Nate’s Clinical Case and Selected Tools to Help
Nate is six years old; he lives in a family with his mother, who brings him up alone. Ms. C., Nate’s mother, is a single, 30-year-old European-American graduate student. She referred Nate to the clinic for a behavior problem. In her opinion, Nate is a gifted child, but also angry, manipulative, oppositional, and uncontrollable. Ms. C. has had financial and personal difficulties. She blamed Nate for her overwhelming suffering. Ms. C. divorced Nate’s African American father when Nate was three years old. She reported a hostile relationship with her ex-husband, who now lived out of state and rarely saw her son. Ms. C. believes that Nate struggled with being biracial and that his behavior resulted from anger towards his father.
An assessment of the family’s clinical needs revealed critical problems in the mother-son relationship.
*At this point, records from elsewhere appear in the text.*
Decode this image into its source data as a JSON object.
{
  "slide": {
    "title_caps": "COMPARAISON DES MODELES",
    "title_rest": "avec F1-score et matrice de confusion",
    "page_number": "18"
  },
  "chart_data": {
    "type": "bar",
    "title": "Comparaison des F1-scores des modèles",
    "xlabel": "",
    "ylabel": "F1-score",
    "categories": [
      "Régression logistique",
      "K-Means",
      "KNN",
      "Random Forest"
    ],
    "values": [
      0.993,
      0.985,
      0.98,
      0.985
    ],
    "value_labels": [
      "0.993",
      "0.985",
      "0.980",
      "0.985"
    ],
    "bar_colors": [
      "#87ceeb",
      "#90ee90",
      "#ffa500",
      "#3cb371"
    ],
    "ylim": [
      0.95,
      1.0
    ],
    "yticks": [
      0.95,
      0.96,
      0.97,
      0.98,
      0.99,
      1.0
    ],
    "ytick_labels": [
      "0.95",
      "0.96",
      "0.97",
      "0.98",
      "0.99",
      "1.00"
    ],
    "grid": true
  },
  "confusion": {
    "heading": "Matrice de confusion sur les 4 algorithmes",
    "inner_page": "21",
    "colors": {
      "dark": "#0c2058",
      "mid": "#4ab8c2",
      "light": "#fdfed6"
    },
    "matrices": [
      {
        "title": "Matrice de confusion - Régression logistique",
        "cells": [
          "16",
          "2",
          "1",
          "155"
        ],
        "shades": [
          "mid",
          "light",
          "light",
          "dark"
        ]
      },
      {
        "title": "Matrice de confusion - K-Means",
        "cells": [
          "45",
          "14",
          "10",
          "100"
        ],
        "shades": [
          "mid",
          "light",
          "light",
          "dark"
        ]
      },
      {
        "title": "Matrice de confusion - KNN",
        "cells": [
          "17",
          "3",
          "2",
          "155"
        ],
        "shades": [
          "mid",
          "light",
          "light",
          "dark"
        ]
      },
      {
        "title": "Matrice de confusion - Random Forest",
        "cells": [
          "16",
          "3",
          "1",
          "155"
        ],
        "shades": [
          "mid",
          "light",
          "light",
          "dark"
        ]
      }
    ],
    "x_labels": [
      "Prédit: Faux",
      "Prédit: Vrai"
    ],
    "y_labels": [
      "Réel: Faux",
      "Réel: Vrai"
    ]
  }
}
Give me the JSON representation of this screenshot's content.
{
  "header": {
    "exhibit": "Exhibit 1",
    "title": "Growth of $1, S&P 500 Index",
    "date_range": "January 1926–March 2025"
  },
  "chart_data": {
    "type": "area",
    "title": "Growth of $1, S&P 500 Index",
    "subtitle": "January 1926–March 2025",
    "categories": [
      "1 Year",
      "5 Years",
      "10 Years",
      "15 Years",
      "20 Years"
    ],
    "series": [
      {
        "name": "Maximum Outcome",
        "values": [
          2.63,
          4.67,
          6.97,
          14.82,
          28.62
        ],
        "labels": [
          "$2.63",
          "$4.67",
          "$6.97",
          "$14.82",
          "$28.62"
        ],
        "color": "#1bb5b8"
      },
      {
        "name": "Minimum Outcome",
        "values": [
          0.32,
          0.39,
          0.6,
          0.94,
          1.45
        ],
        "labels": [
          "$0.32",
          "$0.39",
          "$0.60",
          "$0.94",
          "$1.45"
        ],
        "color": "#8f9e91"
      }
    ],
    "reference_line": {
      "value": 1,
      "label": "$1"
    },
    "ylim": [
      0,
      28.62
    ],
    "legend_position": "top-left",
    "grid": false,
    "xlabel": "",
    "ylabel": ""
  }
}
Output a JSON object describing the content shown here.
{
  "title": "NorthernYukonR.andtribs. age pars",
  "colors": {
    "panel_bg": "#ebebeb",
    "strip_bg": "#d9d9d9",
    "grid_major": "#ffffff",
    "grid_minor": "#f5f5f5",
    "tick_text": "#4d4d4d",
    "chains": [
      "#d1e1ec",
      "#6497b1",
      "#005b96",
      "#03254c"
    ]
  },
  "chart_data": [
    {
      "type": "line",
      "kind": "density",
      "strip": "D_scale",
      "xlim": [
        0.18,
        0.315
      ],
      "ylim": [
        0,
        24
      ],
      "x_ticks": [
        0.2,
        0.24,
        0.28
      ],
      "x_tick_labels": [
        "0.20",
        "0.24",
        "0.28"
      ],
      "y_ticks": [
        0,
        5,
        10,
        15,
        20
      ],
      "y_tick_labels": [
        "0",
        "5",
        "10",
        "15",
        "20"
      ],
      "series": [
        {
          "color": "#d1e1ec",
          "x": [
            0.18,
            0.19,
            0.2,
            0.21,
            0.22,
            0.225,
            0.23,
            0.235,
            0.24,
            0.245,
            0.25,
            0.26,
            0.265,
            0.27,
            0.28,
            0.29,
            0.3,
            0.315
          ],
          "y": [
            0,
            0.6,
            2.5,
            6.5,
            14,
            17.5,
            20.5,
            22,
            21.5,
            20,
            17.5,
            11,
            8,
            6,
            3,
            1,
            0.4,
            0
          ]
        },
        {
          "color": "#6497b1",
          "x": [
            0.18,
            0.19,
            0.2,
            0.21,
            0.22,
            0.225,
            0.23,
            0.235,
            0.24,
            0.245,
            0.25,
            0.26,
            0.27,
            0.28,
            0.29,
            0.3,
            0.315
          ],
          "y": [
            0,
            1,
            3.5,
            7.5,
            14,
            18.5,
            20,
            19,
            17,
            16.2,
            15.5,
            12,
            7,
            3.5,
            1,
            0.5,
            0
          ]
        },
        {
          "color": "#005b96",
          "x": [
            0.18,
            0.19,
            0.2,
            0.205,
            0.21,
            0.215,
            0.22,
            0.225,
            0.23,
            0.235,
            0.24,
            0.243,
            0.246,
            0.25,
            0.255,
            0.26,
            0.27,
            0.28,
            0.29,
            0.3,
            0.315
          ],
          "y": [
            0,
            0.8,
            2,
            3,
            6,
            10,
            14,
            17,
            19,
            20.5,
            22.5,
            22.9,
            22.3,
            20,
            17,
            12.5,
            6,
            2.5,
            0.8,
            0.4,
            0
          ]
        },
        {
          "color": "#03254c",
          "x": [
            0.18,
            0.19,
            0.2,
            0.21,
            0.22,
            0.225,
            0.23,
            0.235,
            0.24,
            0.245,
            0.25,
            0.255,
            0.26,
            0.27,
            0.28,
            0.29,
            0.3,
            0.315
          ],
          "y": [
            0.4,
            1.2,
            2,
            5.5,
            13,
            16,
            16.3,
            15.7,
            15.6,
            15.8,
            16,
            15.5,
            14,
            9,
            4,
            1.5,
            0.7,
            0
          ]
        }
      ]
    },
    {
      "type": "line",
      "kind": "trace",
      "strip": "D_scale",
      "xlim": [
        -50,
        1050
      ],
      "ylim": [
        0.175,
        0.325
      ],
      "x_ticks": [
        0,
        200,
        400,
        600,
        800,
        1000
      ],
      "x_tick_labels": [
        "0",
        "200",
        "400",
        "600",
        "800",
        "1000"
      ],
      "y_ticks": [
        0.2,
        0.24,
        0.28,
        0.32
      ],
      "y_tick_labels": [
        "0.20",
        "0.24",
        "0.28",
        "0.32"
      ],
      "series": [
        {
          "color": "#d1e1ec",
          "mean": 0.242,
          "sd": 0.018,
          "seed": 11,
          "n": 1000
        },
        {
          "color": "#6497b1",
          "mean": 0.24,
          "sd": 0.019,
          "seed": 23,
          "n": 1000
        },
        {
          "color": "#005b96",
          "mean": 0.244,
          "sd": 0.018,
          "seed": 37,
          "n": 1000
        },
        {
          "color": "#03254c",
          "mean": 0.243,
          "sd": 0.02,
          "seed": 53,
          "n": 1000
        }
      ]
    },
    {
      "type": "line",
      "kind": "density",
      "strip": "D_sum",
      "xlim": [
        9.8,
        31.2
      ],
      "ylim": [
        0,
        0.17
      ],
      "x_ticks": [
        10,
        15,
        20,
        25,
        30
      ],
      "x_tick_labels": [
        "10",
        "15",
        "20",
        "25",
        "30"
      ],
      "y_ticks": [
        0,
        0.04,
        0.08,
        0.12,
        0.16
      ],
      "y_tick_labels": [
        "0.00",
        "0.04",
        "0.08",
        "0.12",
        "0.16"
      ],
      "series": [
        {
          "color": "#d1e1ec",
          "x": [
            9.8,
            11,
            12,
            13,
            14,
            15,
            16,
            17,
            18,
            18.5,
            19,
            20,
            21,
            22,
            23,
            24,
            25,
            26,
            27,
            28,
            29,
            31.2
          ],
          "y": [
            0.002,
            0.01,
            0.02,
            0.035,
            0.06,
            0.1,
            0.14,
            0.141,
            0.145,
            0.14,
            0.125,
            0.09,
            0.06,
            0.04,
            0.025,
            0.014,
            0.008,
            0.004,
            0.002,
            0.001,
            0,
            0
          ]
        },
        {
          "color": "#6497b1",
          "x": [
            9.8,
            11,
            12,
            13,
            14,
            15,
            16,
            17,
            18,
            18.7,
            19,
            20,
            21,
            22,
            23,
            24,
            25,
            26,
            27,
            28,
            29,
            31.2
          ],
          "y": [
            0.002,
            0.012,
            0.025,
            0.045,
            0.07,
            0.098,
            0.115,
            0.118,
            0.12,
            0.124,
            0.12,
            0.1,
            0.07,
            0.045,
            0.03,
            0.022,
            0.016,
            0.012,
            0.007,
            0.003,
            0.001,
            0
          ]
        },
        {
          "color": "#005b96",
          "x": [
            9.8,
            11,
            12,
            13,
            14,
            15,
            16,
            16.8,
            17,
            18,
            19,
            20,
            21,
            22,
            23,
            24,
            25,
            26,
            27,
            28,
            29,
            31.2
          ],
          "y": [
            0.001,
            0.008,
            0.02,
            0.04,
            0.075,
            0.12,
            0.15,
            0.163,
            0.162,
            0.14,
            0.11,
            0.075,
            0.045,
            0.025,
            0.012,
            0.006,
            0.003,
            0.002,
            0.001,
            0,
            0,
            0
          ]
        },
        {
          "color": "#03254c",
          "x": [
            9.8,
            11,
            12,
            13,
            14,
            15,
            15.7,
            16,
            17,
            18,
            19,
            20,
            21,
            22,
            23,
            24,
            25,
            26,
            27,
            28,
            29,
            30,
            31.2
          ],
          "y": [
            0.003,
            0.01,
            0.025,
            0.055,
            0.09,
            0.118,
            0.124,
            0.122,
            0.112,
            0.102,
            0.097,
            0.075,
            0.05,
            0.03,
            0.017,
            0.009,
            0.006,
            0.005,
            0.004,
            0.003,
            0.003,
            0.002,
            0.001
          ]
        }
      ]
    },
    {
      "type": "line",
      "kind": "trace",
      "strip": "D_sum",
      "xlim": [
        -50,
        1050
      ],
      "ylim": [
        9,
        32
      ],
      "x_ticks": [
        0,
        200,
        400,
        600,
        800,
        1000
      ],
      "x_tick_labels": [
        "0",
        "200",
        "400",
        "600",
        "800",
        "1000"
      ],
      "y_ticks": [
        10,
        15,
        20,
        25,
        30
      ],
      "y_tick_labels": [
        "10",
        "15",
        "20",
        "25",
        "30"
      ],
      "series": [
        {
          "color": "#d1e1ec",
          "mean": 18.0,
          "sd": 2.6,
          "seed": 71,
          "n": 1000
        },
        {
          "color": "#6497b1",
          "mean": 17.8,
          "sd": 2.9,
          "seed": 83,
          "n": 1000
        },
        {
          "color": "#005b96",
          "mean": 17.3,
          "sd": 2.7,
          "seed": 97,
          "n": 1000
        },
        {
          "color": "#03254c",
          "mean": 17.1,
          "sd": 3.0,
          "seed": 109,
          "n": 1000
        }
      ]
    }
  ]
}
Nate’s behavioral problems stem from his emotional reaction to rejection and lack of warmth from Ms. C. was taught basic CCPT skills such as following a child’s example, reflecting feelings, and reflecting the verbal and non-verbal content of the child’s play. She was taught to act from four “be-with” positions: (1) “I am here,” (2) “I hear you,” (3) “I understand,” and (4) “I care.” Nate preferred to use a loud blaster for the game, but after constructive dialogue about the feelings of Ms. C. And when she accepted his anger at her, Nate began to take an interest in more casual games. Nate can continue to play in noisy and moderately aggressive games, like playing with a blaster, and in quiet games, like drawing on the board.